Fewer distinctions between monkeys and lemurs
Hurum doesn’t think the new study shows that Ida was a lemur, however. It indicates that maybe grooming claws aren’t the best test for determining if she was a lemur:
“So far Ida has blown away two traits that previously were thought to distinguish between lemurs and monkeys. First it was the ankle bone, which until Ida turned up was believed to have one form among lemurs and another among monkeys. But our study contradicts this – there are several instances of fossils that are placed among the monkeys that have lemur-like ankle bones. So this is no longer a distinguishing trait,” he says.
“Now it looks like the grooming claw argument is also disappearing. This gives us even fewer characteristics that define the division between lemurs and monkeys.”
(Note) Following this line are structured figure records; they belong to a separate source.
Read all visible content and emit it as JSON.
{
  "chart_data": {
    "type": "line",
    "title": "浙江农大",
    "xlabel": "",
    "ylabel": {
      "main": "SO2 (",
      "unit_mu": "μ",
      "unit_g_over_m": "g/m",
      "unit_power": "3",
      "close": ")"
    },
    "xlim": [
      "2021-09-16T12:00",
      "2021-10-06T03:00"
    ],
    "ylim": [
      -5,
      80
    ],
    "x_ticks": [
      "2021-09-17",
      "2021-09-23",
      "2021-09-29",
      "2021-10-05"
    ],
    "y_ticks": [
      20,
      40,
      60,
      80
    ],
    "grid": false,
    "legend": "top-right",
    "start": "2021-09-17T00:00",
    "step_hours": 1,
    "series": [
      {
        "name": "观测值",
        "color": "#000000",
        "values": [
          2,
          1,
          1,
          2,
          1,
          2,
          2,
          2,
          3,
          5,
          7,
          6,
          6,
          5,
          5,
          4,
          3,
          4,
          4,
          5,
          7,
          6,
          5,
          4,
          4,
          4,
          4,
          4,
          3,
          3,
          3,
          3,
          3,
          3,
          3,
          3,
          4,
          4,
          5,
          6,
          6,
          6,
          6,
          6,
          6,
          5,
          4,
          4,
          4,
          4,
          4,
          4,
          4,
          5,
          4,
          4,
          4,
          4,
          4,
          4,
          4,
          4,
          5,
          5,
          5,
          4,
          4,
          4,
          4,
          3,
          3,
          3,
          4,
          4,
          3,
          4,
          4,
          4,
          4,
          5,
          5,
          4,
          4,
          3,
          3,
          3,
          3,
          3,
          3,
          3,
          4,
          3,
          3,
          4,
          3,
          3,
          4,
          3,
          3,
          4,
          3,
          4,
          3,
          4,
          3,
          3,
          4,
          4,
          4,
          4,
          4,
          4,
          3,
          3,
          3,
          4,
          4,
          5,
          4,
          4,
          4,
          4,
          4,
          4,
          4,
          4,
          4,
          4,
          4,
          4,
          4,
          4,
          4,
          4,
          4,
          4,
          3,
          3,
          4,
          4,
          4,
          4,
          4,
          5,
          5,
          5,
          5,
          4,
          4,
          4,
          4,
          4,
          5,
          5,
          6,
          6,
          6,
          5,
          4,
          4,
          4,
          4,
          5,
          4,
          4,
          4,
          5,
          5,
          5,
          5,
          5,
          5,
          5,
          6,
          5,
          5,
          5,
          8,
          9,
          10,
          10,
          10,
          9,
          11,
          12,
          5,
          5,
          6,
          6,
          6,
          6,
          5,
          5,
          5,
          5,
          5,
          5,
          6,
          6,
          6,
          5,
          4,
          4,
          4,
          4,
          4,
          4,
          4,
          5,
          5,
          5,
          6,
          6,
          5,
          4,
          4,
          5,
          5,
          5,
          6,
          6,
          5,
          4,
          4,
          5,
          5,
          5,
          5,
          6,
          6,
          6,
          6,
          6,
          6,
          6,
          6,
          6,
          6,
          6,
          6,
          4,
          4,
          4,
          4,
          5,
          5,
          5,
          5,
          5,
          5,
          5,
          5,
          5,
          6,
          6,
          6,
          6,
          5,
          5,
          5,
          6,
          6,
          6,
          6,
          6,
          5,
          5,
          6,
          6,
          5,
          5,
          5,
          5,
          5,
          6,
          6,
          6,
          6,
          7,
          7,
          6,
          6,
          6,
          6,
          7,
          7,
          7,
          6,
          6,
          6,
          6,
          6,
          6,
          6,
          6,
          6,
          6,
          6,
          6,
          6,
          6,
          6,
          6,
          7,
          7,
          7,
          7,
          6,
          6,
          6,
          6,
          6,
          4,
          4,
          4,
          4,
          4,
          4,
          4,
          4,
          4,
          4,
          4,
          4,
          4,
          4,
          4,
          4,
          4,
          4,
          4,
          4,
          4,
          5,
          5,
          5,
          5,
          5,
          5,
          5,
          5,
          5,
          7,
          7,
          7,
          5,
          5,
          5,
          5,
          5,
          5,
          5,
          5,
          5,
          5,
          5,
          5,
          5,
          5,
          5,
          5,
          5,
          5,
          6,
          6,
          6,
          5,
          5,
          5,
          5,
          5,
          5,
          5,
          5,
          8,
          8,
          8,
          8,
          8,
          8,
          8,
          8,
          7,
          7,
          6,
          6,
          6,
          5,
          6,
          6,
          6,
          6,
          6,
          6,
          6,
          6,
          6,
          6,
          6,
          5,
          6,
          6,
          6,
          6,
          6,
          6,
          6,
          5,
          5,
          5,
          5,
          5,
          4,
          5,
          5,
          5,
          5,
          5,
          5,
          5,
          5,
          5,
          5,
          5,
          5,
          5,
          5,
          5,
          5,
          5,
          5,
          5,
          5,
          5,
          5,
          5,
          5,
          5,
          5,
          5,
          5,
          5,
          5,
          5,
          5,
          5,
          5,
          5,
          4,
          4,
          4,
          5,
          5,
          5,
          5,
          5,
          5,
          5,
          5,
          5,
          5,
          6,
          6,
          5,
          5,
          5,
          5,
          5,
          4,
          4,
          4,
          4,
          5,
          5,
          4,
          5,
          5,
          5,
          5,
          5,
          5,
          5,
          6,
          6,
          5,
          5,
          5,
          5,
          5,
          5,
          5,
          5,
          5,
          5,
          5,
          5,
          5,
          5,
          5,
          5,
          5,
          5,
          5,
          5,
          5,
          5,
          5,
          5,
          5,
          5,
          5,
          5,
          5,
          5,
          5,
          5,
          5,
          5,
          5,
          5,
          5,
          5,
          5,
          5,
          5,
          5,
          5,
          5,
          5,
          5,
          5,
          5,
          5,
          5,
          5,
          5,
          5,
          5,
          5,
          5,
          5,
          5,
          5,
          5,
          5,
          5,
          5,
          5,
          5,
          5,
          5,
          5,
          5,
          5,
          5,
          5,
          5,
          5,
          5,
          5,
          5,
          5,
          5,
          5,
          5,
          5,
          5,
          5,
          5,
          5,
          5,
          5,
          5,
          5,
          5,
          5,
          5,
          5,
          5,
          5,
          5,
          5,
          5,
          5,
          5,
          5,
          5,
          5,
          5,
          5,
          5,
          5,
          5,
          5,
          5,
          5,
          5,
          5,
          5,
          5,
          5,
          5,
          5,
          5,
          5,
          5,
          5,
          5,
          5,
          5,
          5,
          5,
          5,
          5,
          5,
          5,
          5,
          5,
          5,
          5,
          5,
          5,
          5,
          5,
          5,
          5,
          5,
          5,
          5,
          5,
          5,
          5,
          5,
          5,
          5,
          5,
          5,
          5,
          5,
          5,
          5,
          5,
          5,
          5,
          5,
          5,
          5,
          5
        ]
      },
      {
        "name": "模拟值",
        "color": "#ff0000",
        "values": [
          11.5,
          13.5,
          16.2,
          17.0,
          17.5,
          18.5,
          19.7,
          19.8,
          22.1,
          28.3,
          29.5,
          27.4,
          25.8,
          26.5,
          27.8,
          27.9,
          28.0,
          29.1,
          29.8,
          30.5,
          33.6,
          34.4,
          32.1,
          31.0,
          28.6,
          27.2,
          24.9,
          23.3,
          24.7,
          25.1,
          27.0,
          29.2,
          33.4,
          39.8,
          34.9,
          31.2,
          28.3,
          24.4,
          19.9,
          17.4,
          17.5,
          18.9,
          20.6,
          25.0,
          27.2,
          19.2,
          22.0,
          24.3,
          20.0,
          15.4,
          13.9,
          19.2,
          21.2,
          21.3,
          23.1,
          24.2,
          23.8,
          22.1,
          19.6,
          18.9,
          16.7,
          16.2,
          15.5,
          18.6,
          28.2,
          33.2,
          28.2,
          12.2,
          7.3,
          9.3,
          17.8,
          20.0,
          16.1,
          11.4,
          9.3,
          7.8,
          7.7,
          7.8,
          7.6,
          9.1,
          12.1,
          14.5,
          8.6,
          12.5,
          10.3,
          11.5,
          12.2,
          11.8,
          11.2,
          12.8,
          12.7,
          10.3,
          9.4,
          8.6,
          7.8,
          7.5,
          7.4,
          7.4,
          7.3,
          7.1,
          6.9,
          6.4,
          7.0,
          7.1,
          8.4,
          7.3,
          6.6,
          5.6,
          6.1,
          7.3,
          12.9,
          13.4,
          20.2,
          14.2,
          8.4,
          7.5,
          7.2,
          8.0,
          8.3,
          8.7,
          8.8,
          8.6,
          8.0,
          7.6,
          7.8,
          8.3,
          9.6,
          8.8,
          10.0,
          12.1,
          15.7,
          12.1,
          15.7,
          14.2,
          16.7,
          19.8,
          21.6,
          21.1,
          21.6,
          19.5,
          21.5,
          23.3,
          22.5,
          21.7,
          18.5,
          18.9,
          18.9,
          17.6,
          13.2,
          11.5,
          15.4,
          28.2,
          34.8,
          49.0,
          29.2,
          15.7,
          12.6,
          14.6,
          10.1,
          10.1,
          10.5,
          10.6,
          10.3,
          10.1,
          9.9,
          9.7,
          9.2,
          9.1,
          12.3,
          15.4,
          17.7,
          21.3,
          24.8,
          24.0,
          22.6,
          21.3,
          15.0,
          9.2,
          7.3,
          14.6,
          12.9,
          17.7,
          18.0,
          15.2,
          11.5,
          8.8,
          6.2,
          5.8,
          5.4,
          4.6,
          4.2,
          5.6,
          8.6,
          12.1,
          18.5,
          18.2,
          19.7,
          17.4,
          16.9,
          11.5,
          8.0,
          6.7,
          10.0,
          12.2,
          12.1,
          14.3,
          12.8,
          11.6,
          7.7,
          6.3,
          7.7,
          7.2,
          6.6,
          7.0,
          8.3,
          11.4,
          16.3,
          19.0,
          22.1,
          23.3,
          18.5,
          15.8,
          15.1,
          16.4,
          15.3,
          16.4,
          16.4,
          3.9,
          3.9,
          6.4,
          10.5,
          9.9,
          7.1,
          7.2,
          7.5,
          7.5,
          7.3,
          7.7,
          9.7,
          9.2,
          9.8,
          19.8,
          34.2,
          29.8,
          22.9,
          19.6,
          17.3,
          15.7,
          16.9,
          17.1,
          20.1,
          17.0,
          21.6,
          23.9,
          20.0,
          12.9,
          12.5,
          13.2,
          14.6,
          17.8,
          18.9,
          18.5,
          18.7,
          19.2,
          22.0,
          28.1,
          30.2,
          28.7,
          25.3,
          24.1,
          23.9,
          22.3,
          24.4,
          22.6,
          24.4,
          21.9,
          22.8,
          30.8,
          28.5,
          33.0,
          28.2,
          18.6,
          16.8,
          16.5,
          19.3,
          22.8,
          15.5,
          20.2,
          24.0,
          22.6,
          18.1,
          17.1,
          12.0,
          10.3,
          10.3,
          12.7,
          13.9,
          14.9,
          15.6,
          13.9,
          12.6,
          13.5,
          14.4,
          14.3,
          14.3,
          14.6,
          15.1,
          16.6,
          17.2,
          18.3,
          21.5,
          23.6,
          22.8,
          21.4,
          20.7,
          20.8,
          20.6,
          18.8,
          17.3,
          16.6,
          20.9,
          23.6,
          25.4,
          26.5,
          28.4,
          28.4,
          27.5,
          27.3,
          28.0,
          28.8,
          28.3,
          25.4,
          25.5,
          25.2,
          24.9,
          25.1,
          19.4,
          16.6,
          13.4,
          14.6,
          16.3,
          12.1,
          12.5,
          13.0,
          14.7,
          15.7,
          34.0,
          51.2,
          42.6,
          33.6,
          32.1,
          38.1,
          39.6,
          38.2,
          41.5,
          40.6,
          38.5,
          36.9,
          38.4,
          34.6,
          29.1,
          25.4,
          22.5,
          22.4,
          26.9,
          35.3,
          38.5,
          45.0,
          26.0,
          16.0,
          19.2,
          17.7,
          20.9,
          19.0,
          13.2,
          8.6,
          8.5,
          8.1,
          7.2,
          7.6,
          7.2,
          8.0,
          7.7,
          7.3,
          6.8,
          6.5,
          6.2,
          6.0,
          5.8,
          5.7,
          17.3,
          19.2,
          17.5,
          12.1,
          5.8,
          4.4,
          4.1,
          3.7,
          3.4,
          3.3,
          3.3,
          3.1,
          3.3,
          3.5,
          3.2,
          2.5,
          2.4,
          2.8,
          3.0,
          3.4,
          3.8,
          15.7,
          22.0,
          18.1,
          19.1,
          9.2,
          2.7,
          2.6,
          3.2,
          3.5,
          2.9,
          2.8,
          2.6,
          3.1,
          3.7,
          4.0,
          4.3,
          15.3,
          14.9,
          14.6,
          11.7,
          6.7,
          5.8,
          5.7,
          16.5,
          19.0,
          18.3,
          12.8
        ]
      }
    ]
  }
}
More complete fossils needed
So what would give Ida – and Notharctus – their permanent placements either among lemurs or among our branch leading to today’s monkeys, apes and humans? According to Hurum the answer will hopefully turn up some day in a sedimentary rock:
“Probably the only way to get a better answer to that is to find some more complete primate fossils like Ida. Maybe we’ll uncover primates as old as Ida that already have more advanced monkey traits – that might indicate that Ida is in the ape group. Or perhaps we’ll find older primates that are definitely lemurs? That would make us think she is a lemur or maybe a member of an extinct side branch. More complete finds along these lines that further our knowledge about the primates of the past will provide the answer.”
“It’s feasible that Ida will end up in the lemur camp, but we don’t know yet. She has several anatomical traits that she only shares with the monkeys and apes. I wonder what the next trait will be that is discarded as a defining characteristic. We’ll just have to take it as it comes,” says Hurum.